Here in the region, despite all the posturing and the rhetoric, Chavez’s popularity is down somewhere with President Bush’s numbers. Notwithstanding his not inconsiderable puddle of oil Mr. Chavez is discovering that inflation and price controls can undermine even a strong economy. There now are regular shortages in the state stores and private vendors’ prices are rising. Chavez’s response is to make threats to nationalize the food industry; this does not bode well for Venezuela’s food supply. 

Chavez has sent troops, er, ‘advisers’, to back up Morales in Bolivia and this is being watched very carefully by the other Latin-American governments. Already the moderates like Bachelet and Lula are pulling back and the growing closeness between Mexico and Colombia reflects a realpolitik reaction to Chavez’s increasingly destabilizing force in the region.

Ortega is the junior partner in the Castro-Chavez-Correa-Morales-Ortega project. He is the only one elected with a minority of public support, little more than a third of the votes cast. He cannot produce the kind of dramatic upheaval that Morales and Correa are attempting, in Bolivia and Ecuador, respectively. He only avoids the kind of impasse he helped engineer to block the last government by the remarkable cooperation of Arnoldo Alemán.

No doubt he would dearly love for Chavez’s new international development bank to allow him to thumb his nose at the IMF but if that ever happens it is not happening now. Ortega finds himself well and truly woven into the international donor community, with his room to maneuver reduced to a bare minimum. To defy any donor group risks emulating Samson in the temple, bringing it all crashing down. 
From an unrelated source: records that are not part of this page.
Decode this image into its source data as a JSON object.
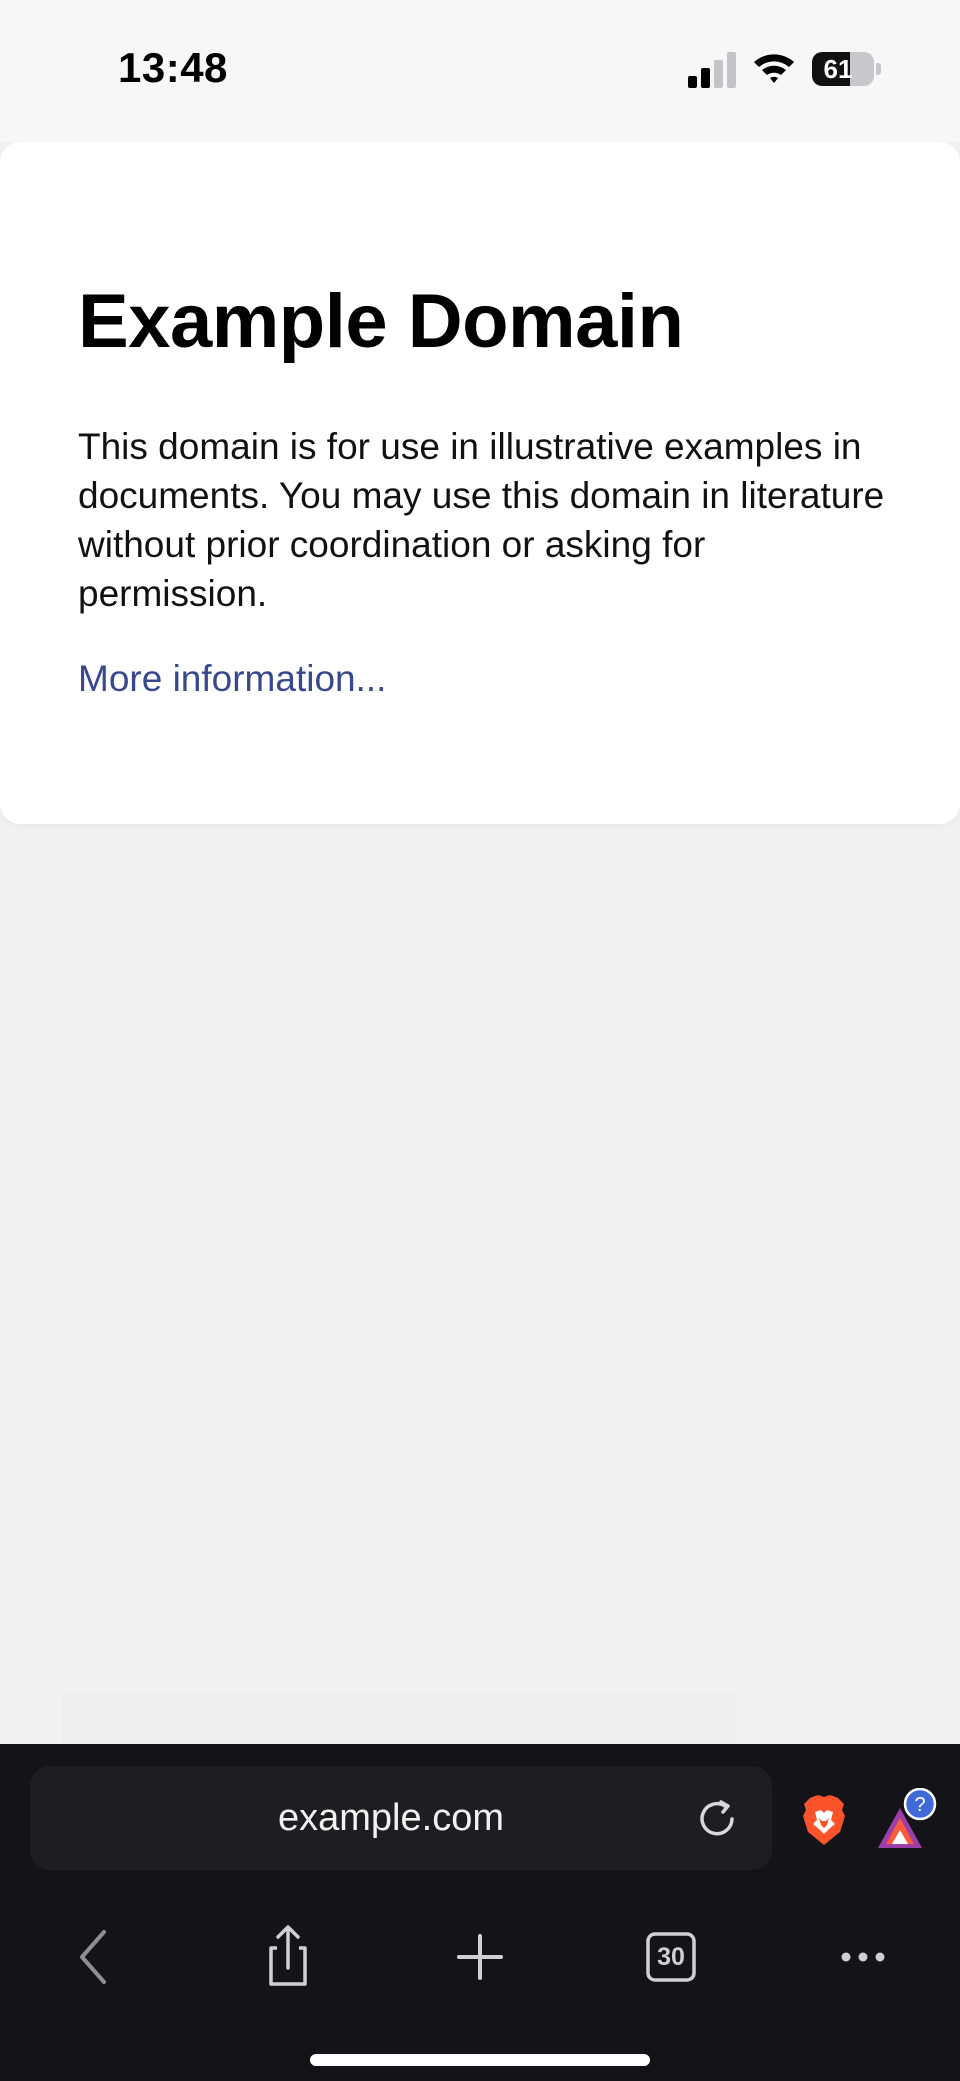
{
  "status_bar": {
    "time": "13:48",
    "battery_level": "61",
    "battery_fraction": 0.61,
    "icons": [
      "signal-icon",
      "wifi-icon",
      "battery-icon"
    ]
  },
  "page": {
    "heading": "Example Domain",
    "paragraph": "This domain is for use in illustrative examples in documents. You may use this domain in literature without prior coordination or asking for permission.",
    "link_text": "More information...",
    "link_color": "#38488f"
  },
  "toolbar": {
    "url": "example.com",
    "tabs_count": "30",
    "icons": [
      "reload-icon",
      "brave-shield-icon",
      "brave-rewards-icon",
      "back-icon",
      "share-icon",
      "new-tab-icon",
      "tabs-icon",
      "more-icon"
    ],
    "background_color": "#141418",
    "brave_orange": "#fb542b",
    "rewards_badge_color": "#3f6ad8"
  }
}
No one is more keenly aware than the new president, of how much time and how much scheming and double-dealing were necessary to produce this second chance. Every day he has one less day remaining in his window of opportunity to build a more positive legacy for himself and his party. Every day he needs hundreds more jobs for people starting out to find one. On his good days, he also knows that the quickest way to get jobs for those people is through economic development, investment and tourism.

Anything can happen but that first, toxic, post-election flush has passed and, for now at least, the result seems to be a grumpy and occasionally ranting acceptance of the status quo.